In this investigation, I hoped to develop a theology of technology that could anchor me amidst whatever upgrades competed for my attention. While we may not find computers or cell phones in the scriptures, we can see that God exerted considerable will in bringing chaotic elements under control. The primeval prologue in Genesis documents how a creative God ordered and organized the universe. When Adam and Eve’s hunger for knowledge drove them out of the Garden, God responded with clothes and tools as a consolation. Technology like an ark preserved biodiversity amidst the flood, but platform building at Babel revealed the height of human hubris.

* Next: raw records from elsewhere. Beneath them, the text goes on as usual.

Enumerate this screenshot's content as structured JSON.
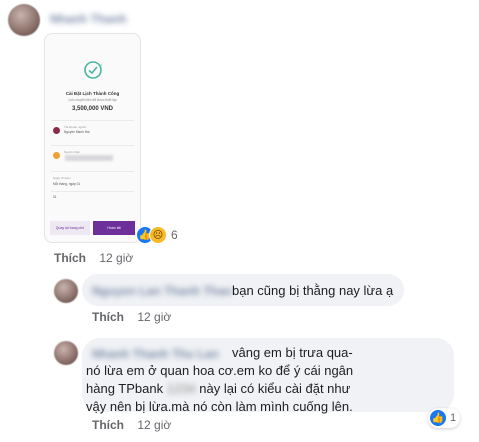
{
  "post": {
    "author_name": "Nhanh Thanh",
    "transfer_screenshot": {
      "status": "Cài Đặt Lịch Thành Công",
      "note": "Lịch chuyển tiền đã được thiết lập",
      "amount": "3,500,000 VND",
      "sender_label": "Tài khoản nguồn",
      "sender_name": "Nguyen Manh Hai",
      "receiver_label": "Người nhận",
      "schedule_label": "Ngày chuyển",
      "schedule_value": "Mỗi tháng, ngày 01",
      "count": "01",
      "btn_left": "Quay lại trang chủ",
      "btn_right": "Hoàn tất",
      "accent_color": "#6d2f9a"
    },
    "reaction_count": "6",
    "like_label": "Thích",
    "time": "12 giờ"
  },
  "comments": [
    {
      "author_name": "Nguyen Lan Thanh Thao",
      "text": "bạn cũng bị thằng nay lừa ạ",
      "like_label": "Thích",
      "time": "12 giờ"
    },
    {
      "author_name": "Nhanh Thanh Thu Lan",
      "text": "vâng em bị trưa qua-nó lừa em ở quan hoa cơ.em ko để ý cái ngân hàng TPbank",
      "text_redacted": "1234",
      "text_after": "này lại có kiểu cài đặt như vậy nên bị lừa.mà nó còn làm mình cuống lên.",
      "reaction_count": "1",
      "like_label": "Thích",
      "time": "12 giờ"
    }
  ],
  "colors": {
    "link_blue": "#1877f2",
    "bubble_gray": "#f0f2f5",
    "meta_gray": "#65676b"
  }
}
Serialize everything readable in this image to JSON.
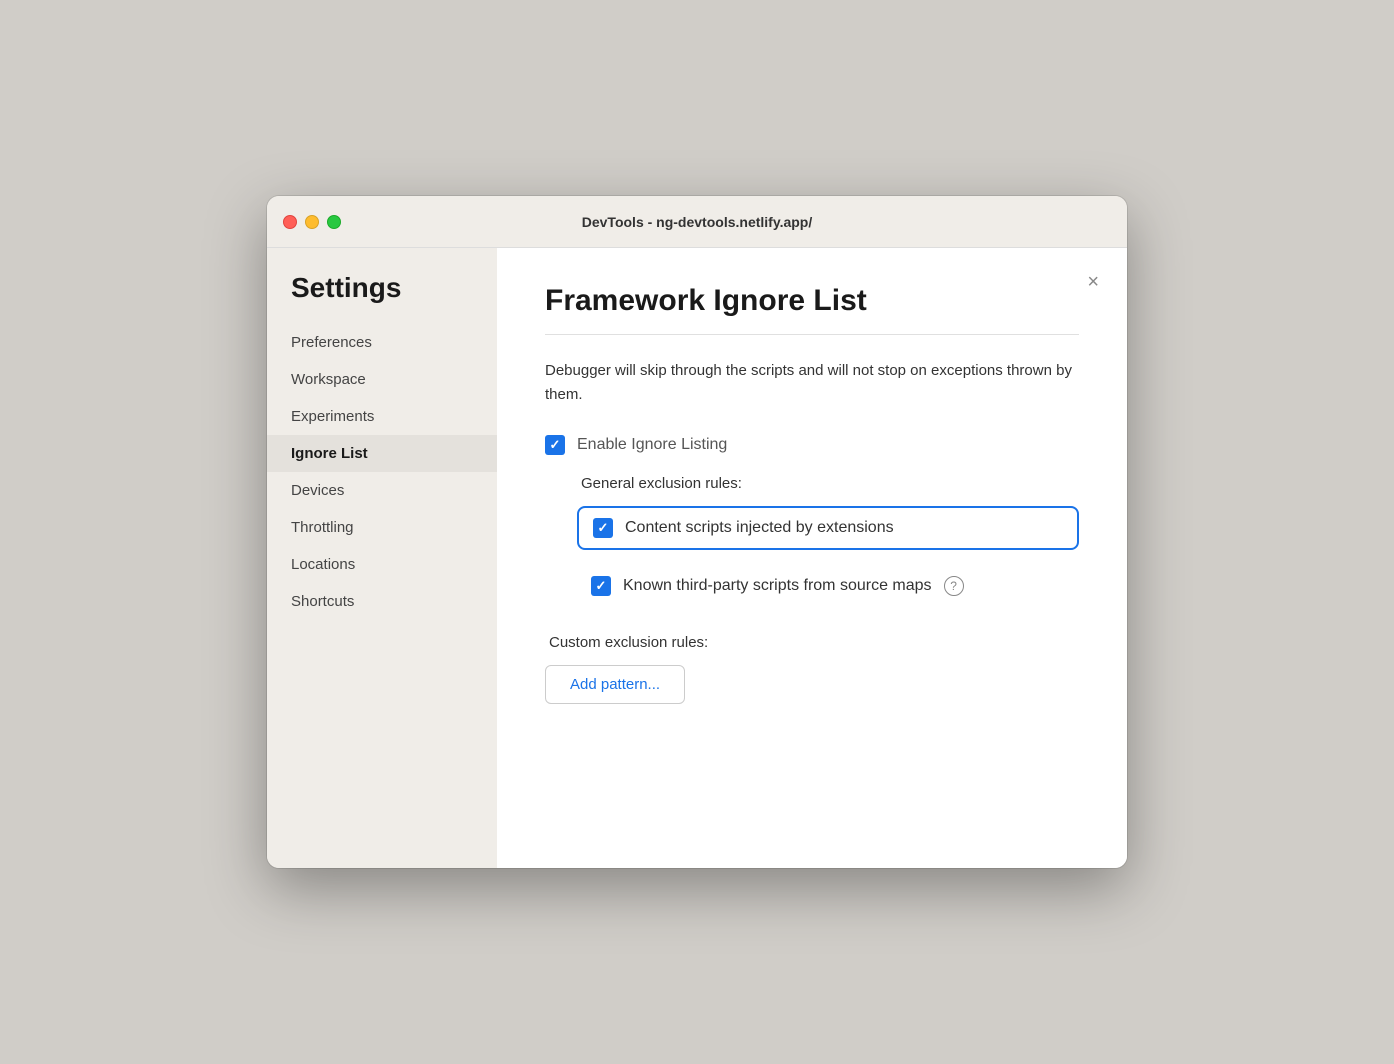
{
  "titlebar": {
    "title": "DevTools - ng-devtools.netlify.app/"
  },
  "sidebar": {
    "heading": "Settings",
    "items": [
      {
        "id": "preferences",
        "label": "Preferences",
        "active": false
      },
      {
        "id": "workspace",
        "label": "Workspace",
        "active": false
      },
      {
        "id": "experiments",
        "label": "Experiments",
        "active": false
      },
      {
        "id": "ignore-list",
        "label": "Ignore List",
        "active": true
      },
      {
        "id": "devices",
        "label": "Devices",
        "active": false
      },
      {
        "id": "throttling",
        "label": "Throttling",
        "active": false
      },
      {
        "id": "locations",
        "label": "Locations",
        "active": false
      },
      {
        "id": "shortcuts",
        "label": "Shortcuts",
        "active": false
      }
    ]
  },
  "panel": {
    "title": "Framework Ignore List",
    "description": "Debugger will skip through the scripts and will not stop on exceptions thrown by them.",
    "enable_ignore_listing_label": "Enable Ignore Listing",
    "general_exclusion_rules_label": "General exclusion rules:",
    "rules": [
      {
        "id": "content-scripts",
        "label": "Content scripts injected by extensions",
        "checked": true,
        "highlighted": true,
        "has_help": false
      },
      {
        "id": "third-party-scripts",
        "label": "Known third-party scripts from source maps",
        "checked": true,
        "highlighted": false,
        "has_help": true
      }
    ],
    "custom_exclusion_rules_label": "Custom exclusion rules:",
    "add_pattern_button_label": "Add pattern...",
    "close_button_label": "×"
  },
  "traffic_lights": {
    "close_color": "#ff5f57",
    "minimize_color": "#febc2e",
    "maximize_color": "#28c840"
  }
}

Sometimes God encourages technology; at other times, frustrates it.
As I started raising these issues with friends and colleagues, my esteemed provost at Pepperdine University told me that Jesus was more than a carpenter; he was a tekton. Could the Greek word for carpenter be translated as handyman, as architect, maybe even engineer? In our contemporary era, would we call Jesus a geek? Would we find him amidst the techies, solving problems, making others look and sound good? Maybe I needed to catch up with what God was doing in the world through technology.

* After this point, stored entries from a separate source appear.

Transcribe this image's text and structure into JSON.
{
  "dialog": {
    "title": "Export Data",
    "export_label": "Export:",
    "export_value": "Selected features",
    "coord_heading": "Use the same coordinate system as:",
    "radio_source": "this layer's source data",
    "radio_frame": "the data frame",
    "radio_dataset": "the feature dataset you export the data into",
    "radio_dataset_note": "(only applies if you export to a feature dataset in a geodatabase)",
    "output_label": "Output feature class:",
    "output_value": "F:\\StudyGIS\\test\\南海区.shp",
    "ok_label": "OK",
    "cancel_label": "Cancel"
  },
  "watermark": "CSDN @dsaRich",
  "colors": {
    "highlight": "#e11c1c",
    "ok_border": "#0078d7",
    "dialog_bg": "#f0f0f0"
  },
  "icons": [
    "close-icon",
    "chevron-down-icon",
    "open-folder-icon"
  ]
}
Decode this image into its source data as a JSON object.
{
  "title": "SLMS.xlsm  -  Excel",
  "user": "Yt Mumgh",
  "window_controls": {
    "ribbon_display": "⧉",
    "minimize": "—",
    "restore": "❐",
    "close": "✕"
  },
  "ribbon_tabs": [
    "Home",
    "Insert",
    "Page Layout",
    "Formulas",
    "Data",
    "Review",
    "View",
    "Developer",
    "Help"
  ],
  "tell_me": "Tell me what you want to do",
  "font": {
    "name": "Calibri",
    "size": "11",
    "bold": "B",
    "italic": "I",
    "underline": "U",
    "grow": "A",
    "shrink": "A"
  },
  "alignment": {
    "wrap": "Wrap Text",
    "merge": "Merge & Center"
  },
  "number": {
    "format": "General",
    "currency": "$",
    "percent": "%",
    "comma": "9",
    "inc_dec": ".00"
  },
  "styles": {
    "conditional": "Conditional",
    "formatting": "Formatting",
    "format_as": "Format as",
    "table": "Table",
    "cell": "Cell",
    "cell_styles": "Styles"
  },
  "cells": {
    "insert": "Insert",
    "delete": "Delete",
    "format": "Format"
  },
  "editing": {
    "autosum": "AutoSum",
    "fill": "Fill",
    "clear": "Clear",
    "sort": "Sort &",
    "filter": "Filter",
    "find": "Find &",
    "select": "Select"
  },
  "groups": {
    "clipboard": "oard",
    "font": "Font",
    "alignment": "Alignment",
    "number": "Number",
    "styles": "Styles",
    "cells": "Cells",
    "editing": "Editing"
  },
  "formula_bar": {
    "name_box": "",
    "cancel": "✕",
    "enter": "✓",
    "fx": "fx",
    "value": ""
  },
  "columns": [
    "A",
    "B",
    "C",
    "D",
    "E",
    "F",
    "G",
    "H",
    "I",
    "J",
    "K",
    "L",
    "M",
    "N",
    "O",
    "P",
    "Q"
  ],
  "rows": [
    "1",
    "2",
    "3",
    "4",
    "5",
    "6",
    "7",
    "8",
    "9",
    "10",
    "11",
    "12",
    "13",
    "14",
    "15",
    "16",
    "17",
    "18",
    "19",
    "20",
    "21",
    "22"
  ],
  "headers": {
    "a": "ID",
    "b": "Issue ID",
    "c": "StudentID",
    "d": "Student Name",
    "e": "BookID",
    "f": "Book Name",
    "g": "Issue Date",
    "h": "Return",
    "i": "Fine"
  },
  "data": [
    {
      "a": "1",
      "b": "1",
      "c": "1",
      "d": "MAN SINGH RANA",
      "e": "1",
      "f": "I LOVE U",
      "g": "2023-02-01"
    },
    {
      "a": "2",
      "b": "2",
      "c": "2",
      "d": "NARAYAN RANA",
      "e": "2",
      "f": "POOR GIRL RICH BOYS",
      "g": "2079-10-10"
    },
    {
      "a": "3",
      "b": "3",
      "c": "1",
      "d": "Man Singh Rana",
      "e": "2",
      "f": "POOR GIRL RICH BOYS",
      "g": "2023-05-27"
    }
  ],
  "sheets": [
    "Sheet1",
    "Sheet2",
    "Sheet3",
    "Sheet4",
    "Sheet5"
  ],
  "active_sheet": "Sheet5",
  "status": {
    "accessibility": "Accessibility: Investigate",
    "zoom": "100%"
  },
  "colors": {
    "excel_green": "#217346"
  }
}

I thought long and hard about what problems Apple, Amazon, Google, and Facebook solved. Why are they worth billions? What have they done for us to earn such unprecedented riches? They helped us deal with the new found challenge of too much—too many books, too many songs, too much information, too many relationships to keep track of. We’ve been trained to think about our economy in terms of scarcity. But the iGods got rich by helping us manage our abundance. Perhaps a theology of technology begins with a theology of abundance. I’m not advocating a prosperity Gospel that falsely suggests God helps those who help themselves, that connects wealth to God’s favor. I’m suggesting that the social media moment allows us to connect with more corners of the world than ever before, to make micro loans through kiva.com, to redistribute resources in swift and essential ways.
When Jesus was confronted with a hungry crowd, he challenged his followers to pool their resources, two fish and five loaves of bread, and give them to the throng. A miraculous multiplication followed. The leftovers demonstrated how abundantly God provides. We cannot be proprietary about God’s gifts and provisions—the kingdom is decidedly open source.